I was surprised this past weekend when I found a few handicapped parking spaces available at Wal-Mart. Then, I felt relieved because I knew I was going to be able to get myself out of the car without any trouble.

Through moments like this, I have come to realize that it no longer makes a difference whether there are five or 25 handicapped parking spaces at the Wal-Mart shopping center. Either way, the likelihood of getting one is slim. The more disabled parking spaces out there, the more disabled people will suddenly come to life. And this is quite interesting to me, because the last time I looked I was the only person rolling through the store.

The misuse of disabled parking has slowly progressed over the last ten years to the point where parking for the handicapped has become parking for the masses.

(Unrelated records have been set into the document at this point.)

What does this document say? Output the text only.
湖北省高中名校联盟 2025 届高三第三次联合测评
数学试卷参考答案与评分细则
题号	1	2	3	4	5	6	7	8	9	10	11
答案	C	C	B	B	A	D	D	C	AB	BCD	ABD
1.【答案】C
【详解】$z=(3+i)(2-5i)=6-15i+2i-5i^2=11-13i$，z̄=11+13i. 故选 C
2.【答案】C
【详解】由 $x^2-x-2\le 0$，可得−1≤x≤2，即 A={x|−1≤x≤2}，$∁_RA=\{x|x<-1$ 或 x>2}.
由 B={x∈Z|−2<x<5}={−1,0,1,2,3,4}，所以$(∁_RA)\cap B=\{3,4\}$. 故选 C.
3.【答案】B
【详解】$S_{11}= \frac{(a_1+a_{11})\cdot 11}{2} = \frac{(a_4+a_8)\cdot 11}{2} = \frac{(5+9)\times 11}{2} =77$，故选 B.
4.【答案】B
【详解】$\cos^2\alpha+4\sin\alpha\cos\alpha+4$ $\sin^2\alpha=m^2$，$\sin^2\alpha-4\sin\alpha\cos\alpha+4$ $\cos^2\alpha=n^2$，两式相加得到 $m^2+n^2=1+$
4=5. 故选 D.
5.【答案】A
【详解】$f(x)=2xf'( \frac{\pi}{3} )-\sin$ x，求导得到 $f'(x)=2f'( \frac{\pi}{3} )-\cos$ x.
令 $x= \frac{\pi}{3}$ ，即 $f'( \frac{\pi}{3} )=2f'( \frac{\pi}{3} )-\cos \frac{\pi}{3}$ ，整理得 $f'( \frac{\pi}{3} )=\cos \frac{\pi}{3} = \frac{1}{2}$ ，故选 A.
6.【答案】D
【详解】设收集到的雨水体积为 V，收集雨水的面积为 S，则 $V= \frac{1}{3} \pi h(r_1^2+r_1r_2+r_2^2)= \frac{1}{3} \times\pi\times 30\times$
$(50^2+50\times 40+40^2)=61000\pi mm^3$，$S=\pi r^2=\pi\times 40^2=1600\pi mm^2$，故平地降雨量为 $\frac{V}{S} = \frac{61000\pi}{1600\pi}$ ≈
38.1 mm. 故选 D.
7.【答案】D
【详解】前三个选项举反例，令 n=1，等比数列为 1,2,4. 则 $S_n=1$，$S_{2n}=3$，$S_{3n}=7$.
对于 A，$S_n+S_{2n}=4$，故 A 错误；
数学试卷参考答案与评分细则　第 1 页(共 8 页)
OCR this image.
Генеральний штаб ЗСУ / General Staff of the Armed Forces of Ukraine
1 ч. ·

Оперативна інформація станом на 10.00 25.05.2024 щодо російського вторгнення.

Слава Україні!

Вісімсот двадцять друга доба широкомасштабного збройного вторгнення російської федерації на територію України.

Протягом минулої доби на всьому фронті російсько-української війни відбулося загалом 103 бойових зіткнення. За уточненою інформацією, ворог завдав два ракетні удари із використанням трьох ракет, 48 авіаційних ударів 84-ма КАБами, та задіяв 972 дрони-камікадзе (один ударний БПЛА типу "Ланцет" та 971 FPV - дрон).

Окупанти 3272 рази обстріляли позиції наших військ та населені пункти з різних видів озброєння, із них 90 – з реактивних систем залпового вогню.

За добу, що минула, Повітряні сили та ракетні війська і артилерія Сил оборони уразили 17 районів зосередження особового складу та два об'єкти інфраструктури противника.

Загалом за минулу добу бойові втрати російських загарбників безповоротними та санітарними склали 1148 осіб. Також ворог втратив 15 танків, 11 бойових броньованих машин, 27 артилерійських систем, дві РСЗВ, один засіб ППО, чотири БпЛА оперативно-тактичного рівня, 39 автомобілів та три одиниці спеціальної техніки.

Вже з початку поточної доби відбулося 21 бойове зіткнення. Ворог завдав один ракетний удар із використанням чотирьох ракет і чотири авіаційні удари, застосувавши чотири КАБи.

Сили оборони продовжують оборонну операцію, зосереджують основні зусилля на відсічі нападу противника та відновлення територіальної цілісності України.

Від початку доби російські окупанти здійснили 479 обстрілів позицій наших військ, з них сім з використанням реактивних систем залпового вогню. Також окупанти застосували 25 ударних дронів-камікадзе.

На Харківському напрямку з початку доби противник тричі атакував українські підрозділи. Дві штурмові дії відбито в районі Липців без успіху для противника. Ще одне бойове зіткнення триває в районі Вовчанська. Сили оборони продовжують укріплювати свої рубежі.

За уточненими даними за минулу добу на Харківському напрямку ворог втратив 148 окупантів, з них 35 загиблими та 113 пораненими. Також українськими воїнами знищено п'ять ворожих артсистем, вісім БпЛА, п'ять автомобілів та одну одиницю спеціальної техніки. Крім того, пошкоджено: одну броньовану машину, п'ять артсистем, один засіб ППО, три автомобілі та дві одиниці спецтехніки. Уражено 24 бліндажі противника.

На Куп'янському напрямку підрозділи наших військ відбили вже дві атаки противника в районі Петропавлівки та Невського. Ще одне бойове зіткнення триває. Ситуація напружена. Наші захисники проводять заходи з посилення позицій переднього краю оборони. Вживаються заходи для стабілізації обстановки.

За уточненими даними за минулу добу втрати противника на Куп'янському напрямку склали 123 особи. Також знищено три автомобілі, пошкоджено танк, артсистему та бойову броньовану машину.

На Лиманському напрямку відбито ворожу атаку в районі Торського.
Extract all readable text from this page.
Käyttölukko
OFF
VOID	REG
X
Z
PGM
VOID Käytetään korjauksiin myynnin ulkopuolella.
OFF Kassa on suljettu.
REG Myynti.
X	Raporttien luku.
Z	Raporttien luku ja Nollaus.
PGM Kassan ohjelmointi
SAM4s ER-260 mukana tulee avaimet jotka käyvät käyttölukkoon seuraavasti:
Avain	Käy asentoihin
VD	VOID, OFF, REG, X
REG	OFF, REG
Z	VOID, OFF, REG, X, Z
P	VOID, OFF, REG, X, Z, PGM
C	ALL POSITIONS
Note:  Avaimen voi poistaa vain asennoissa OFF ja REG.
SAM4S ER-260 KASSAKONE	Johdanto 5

There are those who steal placards and those who have a valid placard but shouldn’t have one at all.

Now, disabled people, and I mean truly disabled people, have to hunt to find suitable parking.

But this is common knowledge among us all. It is rather weird to see someone who is handicapped use those spots.

There are days at CSUN where I watch other students park in a handicapped spot, hop out of their raised truck, put on a heavy backpack and dash off to class.

And they have no shame until days later when they see me, slightly giving them the eye, as they get out of their car.

Last March, DMV reported on their Web site that campus police ticketed 24 drivers, both students and teachers, who were using disabled placards that did not belong to them. Some stooped low enough to take a dead relative’s placard.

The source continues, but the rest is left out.